Responsável pela investigação, a delegada Cristiana Bento, da Delegacia de Proteção à Criança e ao Adolescente Vítima (Dcav), acredita que o caso é “a ponta do iceberg de uma monstruosidade que pode estar sendo praticada há mais de 20 anos”. Em 1993, Chavarry foi preso ao ser flagrado com uma criança de apenas 4 meses de idade, encontrada nua no chão de um apartamento mantido por ele. Na época, era um capitão lotado no batalhão de Bangu e disse que fazia um trabalho assistencial com gestantes carentes. Acabou se livrando de uma acusação de tráfico de crianças e respondeu apenas por maus-tratos, crime do qual foi inocentado em segunda instância. Desde então, circulava entre autoridades, foi promovido a coronel, frequentava igrejas e até se ligou a um orfanato.

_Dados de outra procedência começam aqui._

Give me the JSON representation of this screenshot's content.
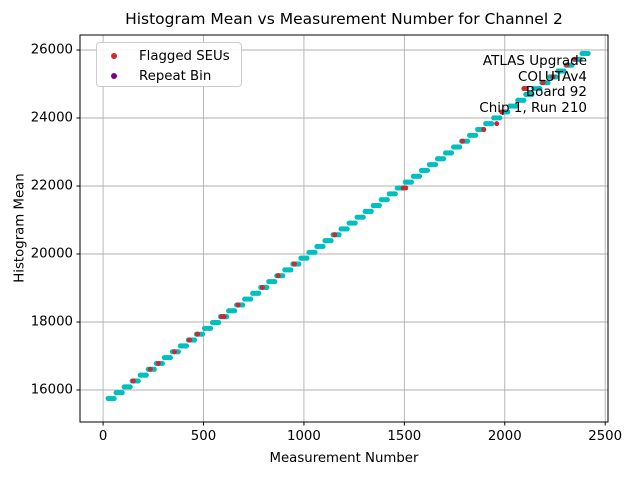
{
  "window": {
    "background": "#ffffff"
  },
  "chart_data": {
    "type": "scatter",
    "title": "Histogram Mean vs Measurement Number for Channel 2",
    "xlabel": "Measurement Number",
    "ylabel": "Histogram Mean",
    "xlim": [
      -115,
      2514
    ],
    "ylim": [
      15059,
      26441
    ],
    "xticks": [
      0,
      500,
      1000,
      1500,
      2000,
      2500
    ],
    "yticks": [
      16000,
      18000,
      20000,
      22000,
      24000,
      26000
    ],
    "grid": true,
    "legend_position": "upper-left",
    "legend": [
      {
        "label": "Flagged SEUs",
        "color": "#d62728"
      },
      {
        "label": "Repeat Bin",
        "color": "#800080"
      }
    ],
    "annotations": [
      "ATLAS Upgrade",
      "COLUTAv4",
      "Board 92",
      "Chip 1, Run 210"
    ],
    "colors": {
      "main": "#00bfbf",
      "flagged": "#d62728",
      "repeat": "#800080",
      "grid": "#b0b0b0",
      "spine": "#000000"
    },
    "series": [
      {
        "name": "histogram-mean",
        "marker_offsets": [
          0,
          10,
          20,
          30
        ],
        "steps": [
          [
            25,
            15750
          ],
          [
            65,
            15922
          ],
          [
            105,
            16094
          ],
          [
            145,
            16266
          ],
          [
            185,
            16438
          ],
          [
            225,
            16610
          ],
          [
            265,
            16782
          ],
          [
            305,
            16954
          ],
          [
            345,
            17126
          ],
          [
            385,
            17298
          ],
          [
            425,
            17470
          ],
          [
            465,
            17642
          ],
          [
            505,
            17814
          ],
          [
            545,
            17986
          ],
          [
            585,
            18158
          ],
          [
            625,
            18330
          ],
          [
            665,
            18502
          ],
          [
            705,
            18674
          ],
          [
            745,
            18846
          ],
          [
            785,
            19018
          ],
          [
            825,
            19190
          ],
          [
            865,
            19362
          ],
          [
            905,
            19534
          ],
          [
            945,
            19706
          ],
          [
            985,
            19878
          ],
          [
            1025,
            20050
          ],
          [
            1065,
            20222
          ],
          [
            1105,
            20394
          ],
          [
            1145,
            20566
          ],
          [
            1185,
            20738
          ],
          [
            1225,
            20910
          ],
          [
            1265,
            21082
          ],
          [
            1305,
            21254
          ],
          [
            1345,
            21426
          ],
          [
            1385,
            21598
          ],
          [
            1425,
            21770
          ],
          [
            1465,
            21942
          ],
          [
            1505,
            22114
          ],
          [
            1545,
            22286
          ],
          [
            1585,
            22458
          ],
          [
            1625,
            22630
          ],
          [
            1665,
            22802
          ],
          [
            1705,
            22974
          ],
          [
            1745,
            23146
          ],
          [
            1785,
            23318
          ],
          [
            1825,
            23490
          ],
          [
            1865,
            23662
          ],
          [
            1905,
            23834
          ],
          [
            1945,
            24006
          ],
          [
            1985,
            24178
          ],
          [
            2025,
            24350
          ],
          [
            2065,
            24522
          ],
          [
            2105,
            24694
          ],
          [
            2145,
            24866
          ],
          [
            2185,
            25038
          ],
          [
            2225,
            25210
          ],
          [
            2265,
            25382
          ],
          [
            2305,
            25554
          ],
          [
            2345,
            25726
          ],
          [
            2385,
            25898
          ]
        ]
      },
      {
        "name": "repeat-bin",
        "points": [
          [
            150,
            16266
          ],
          [
            235,
            16610
          ],
          [
            275,
            16782
          ],
          [
            355,
            17126
          ],
          [
            430,
            17470
          ],
          [
            470,
            17642
          ],
          [
            590,
            18158
          ],
          [
            602,
            18158
          ],
          [
            672,
            18502
          ],
          [
            793,
            19018
          ],
          [
            872,
            19362
          ],
          [
            952,
            19706
          ],
          [
            1153,
            20566
          ],
          [
            1495,
            21942
          ],
          [
            1507,
            21942
          ],
          [
            1790,
            23318
          ],
          [
            1895,
            23662
          ],
          [
            1960,
            23834
          ],
          [
            1985,
            24178
          ],
          [
            2095,
            24866
          ],
          [
            2107,
            24866
          ],
          [
            2190,
            25038
          ],
          [
            2240,
            25210
          ],
          [
            2310,
            25554
          ],
          [
            2350,
            25726
          ]
        ]
      },
      {
        "name": "flagged-seus",
        "points": [
          [
            150,
            16266
          ],
          [
            235,
            16610
          ],
          [
            275,
            16782
          ],
          [
            355,
            17126
          ],
          [
            430,
            17470
          ],
          [
            470,
            17642
          ],
          [
            590,
            18158
          ],
          [
            602,
            18158
          ],
          [
            672,
            18502
          ],
          [
            793,
            19018
          ],
          [
            872,
            19362
          ],
          [
            952,
            19706
          ],
          [
            1153,
            20566
          ],
          [
            1495,
            21942
          ],
          [
            1507,
            21942
          ],
          [
            1790,
            23318
          ],
          [
            1895,
            23662
          ],
          [
            1960,
            23834
          ],
          [
            1985,
            24178
          ],
          [
            2095,
            24866
          ],
          [
            2107,
            24866
          ],
          [
            2190,
            25038
          ],
          [
            2240,
            25210
          ],
          [
            2310,
            25554
          ],
          [
            2350,
            25726
          ]
        ]
      }
    ]
  }
}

Nesta segunda-feira, a Justiça decretou a prisão preventiva de Chavarry. No sábado, ao ser flagrado, ele tentara subornar policiais, sem sucesso. Não se sabe como, mas, no trajeto de apenas 13 quilômetros entre o local do crime e a Cidade da Polícia, no Jacaré, o oficial se desvencilhou de seu celular, no qual investigadores acreditam que poderiam encontrar mais provas contra ele. Pelo aparelho, havia se comunicado com a faxineira Thuanny Pimenta de Souza, de 23 anos. Foi ela quem lhe entregou a menina, que mora em uma casa vizinha à sua na comunidade Uga-Uga, em Ramos. Nesta segunda-feira, Thuanny também foi presa. Ao pegar a criança, ela deu aos pais a desculpa de que a levaria para fazer um cadastro de pessoas que receberiam presentes no Natal. No celular de Thuanny, foram encontradas várias fotos de crianças, além de mensagens trocadas com o militar. Em uma delas, informa ao coronel que um menino nascera numa maternidade, e ele responde “quero ver”.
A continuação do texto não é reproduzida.